O economista Rubem de Freitas Novaes, indicado para a presidência do Banco do Brasil no governo de Jair Bolsonaro, afirmou hoje (22/11/2018) que a orientação da próxima gestão será a busca por eficiência, o enxugamento e a privatização de ativos da instituição. Ele disse ter recebido essas recomendações diretamente do futuro ministro da Economia, Paulo Guedes, e do próprio presidente eleito.
“A orientação é eficiência, enxugamento e privatização do que for possível. Vamos buscar bons resultados e tornar o banco cada vez mais competitivo, mas de uma maneira enxuta”, afirmou.

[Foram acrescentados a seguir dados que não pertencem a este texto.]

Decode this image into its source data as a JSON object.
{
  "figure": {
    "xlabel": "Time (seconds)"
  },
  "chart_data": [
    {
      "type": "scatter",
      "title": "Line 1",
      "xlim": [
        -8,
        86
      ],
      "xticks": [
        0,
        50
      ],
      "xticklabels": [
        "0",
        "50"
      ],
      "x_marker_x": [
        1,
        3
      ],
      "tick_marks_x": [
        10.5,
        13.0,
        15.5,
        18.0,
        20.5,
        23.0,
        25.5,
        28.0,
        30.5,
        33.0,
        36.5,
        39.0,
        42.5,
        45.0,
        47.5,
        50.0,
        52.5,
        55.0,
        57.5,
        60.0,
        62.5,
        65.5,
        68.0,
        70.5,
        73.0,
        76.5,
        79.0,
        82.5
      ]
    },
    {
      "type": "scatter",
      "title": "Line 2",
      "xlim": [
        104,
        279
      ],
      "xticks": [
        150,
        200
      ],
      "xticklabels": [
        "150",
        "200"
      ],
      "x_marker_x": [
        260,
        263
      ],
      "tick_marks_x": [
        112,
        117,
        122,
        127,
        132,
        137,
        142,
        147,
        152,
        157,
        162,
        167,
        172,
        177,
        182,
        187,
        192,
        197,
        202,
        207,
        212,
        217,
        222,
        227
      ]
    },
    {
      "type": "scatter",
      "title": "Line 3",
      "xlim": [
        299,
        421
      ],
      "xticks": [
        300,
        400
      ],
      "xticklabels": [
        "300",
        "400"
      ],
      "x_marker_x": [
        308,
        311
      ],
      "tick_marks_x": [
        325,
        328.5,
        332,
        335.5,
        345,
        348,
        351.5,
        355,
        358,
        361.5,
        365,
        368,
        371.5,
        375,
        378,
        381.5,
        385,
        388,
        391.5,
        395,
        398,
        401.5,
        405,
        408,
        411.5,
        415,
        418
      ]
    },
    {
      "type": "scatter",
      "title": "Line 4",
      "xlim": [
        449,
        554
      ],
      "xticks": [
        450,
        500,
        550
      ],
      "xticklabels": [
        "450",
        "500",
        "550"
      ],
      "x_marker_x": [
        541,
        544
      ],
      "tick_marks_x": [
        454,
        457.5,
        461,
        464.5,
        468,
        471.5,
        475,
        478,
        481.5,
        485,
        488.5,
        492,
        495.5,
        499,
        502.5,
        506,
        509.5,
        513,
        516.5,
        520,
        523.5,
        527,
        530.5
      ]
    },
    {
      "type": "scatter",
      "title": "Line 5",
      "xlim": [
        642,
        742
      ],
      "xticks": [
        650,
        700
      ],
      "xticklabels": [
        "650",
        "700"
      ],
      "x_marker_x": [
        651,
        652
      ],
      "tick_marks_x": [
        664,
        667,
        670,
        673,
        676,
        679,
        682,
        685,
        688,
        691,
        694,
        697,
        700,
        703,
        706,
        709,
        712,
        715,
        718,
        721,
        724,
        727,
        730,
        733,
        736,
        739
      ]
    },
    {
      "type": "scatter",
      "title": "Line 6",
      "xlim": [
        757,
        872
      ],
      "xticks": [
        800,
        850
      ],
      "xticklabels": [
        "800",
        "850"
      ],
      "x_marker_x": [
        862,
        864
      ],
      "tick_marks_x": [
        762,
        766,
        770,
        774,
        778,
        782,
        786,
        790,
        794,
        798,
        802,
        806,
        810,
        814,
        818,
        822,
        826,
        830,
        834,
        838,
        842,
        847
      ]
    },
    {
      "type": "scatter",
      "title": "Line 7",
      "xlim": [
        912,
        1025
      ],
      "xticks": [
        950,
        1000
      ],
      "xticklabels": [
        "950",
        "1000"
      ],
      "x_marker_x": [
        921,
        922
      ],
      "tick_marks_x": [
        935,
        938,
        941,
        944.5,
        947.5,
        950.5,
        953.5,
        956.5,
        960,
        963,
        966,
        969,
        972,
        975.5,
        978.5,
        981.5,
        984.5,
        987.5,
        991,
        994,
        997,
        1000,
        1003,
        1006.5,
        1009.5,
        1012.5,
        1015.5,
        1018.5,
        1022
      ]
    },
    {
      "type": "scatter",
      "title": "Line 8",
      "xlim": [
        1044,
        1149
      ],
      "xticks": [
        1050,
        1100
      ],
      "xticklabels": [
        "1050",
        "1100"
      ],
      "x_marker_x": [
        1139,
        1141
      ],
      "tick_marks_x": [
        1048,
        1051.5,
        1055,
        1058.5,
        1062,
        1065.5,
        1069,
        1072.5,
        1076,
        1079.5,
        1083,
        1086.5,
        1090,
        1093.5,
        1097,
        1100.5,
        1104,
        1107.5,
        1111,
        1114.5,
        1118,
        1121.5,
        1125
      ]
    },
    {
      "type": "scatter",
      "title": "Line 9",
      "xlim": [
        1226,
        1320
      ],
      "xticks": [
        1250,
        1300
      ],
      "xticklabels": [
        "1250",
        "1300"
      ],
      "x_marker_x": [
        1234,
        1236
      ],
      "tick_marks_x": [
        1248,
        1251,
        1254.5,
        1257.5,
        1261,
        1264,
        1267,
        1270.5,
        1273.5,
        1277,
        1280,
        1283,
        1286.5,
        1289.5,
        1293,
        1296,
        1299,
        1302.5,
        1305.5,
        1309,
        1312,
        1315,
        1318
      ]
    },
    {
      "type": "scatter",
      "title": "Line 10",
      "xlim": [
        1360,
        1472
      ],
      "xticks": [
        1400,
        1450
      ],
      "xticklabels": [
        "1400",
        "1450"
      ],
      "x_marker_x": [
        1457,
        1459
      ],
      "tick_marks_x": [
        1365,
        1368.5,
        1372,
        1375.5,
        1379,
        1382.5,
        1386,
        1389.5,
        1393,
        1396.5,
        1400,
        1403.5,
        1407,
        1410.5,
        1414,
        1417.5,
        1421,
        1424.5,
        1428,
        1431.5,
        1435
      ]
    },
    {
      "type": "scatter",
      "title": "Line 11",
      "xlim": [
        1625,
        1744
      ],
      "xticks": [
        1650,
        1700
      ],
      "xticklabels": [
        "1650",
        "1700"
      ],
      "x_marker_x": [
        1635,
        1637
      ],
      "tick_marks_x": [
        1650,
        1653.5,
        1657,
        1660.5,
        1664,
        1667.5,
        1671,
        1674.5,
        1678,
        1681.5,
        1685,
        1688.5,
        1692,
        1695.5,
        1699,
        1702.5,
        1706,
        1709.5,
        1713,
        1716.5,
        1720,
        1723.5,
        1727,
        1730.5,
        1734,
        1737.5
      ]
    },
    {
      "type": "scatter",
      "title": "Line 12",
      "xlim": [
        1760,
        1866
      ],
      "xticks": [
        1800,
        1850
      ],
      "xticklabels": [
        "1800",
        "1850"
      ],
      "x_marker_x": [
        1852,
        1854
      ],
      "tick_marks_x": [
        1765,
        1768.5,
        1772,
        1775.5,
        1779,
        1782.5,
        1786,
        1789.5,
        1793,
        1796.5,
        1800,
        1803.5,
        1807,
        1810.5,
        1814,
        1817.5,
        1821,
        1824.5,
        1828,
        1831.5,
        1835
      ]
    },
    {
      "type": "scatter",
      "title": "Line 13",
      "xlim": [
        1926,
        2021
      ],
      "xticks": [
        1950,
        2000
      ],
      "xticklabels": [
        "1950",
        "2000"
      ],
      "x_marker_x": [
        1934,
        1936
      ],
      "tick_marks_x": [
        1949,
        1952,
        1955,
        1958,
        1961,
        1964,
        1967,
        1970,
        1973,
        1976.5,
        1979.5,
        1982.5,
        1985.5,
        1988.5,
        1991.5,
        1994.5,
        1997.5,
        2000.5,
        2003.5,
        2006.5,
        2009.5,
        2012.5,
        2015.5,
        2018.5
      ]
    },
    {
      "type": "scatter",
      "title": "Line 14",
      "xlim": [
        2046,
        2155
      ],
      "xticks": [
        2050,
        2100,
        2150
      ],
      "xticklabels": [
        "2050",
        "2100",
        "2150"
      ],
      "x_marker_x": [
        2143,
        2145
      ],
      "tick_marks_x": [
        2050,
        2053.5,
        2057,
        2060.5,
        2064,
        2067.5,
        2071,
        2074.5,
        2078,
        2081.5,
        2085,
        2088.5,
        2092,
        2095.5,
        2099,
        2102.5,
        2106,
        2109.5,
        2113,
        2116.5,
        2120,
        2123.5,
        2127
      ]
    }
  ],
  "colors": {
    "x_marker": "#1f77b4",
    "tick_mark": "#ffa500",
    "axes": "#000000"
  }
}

Novaes descartou, por enquanto, a possibilidade de privatização total do banco. Perguntado sobre quais braços de atuação do banco poderiam ser negociados, ele evitou adiantar o que tem em mente. “Isso está muito prematuro para eu detalhar. Primeiro, preciso tomar ciência da situação do banco, das pessoas que estão lá, pensar na formação da equipe”, disse.
Novaes, que já foi diretor do Banco Nacional de Desenvolvimento Econômico e Social (BNDES), defendeu ainda a venda de ativos do banco por meio da venda de ações no mercado de capitais, buscando oferecer aquilo que pode interessar os investidores.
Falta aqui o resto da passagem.